The concept of identity is complicated, at best. Why aren’t white people called “European American”? Why aren’t Asians and Latin Americans known by their respective colors (or shades of brown)? When we talk about black people, what do we actually mean? I identify as an African American woman. What does it mean to identify? In an article by Rogers Brubaker and Frederick Cooper titled “Beyond ‘identity’” (2000), the two theorists complicated the question of identity as a category of analysis. They argue that “the prevailing constructivist stance on identity—the attempt to “soften” the term, to acquit it of the charge of “essentialism” by stipulating that identities are constructed, fluid, multiple —leaves us ill-equipped to examine the “hard” dynamics and essentialist claims of contemporary identity politics.” (1) In other words, these theorists doubt the existence of identity based on the many, complicated definitions of identities across academic disciplines.
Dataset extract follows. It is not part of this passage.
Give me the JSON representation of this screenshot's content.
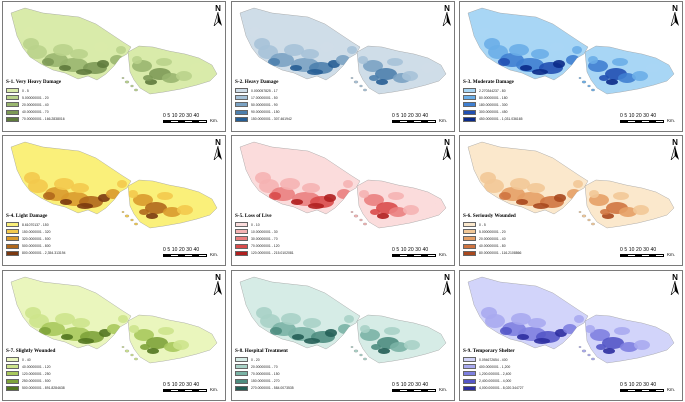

Surely, this complication of identity will be a shock for women, especially women of color, who are constantly oppressed and exploited because of their identities. As women, we are paid less than men (often justified by our ability to birth children), we are sexually abused, battered, and are offered less opportunities for social mobility. As women of color, we face what Frances Beal calls “double jeopardy”, the uncomfortable and problematic socio-cultural position of being black (or of color) and female. If identity does not exist, why are we being punished because of it?
For people of color, our brown skin is an empowering reminder of historical tragedy, past racial struggles for human rights, and the very real continued struggle against all forms of oppression. For men and women who are not of-color, oppression and exploitation are also very real; we must not discount any struggle based on our racial and sexual differences. Like bell hooks says in her book title: Feminism is for Everybody. We must work together towards this inclusive feminism to reject all forms of oppression. Until then identity will be a hazy, complicated signifier used to enforce social, political, and cultural dominance.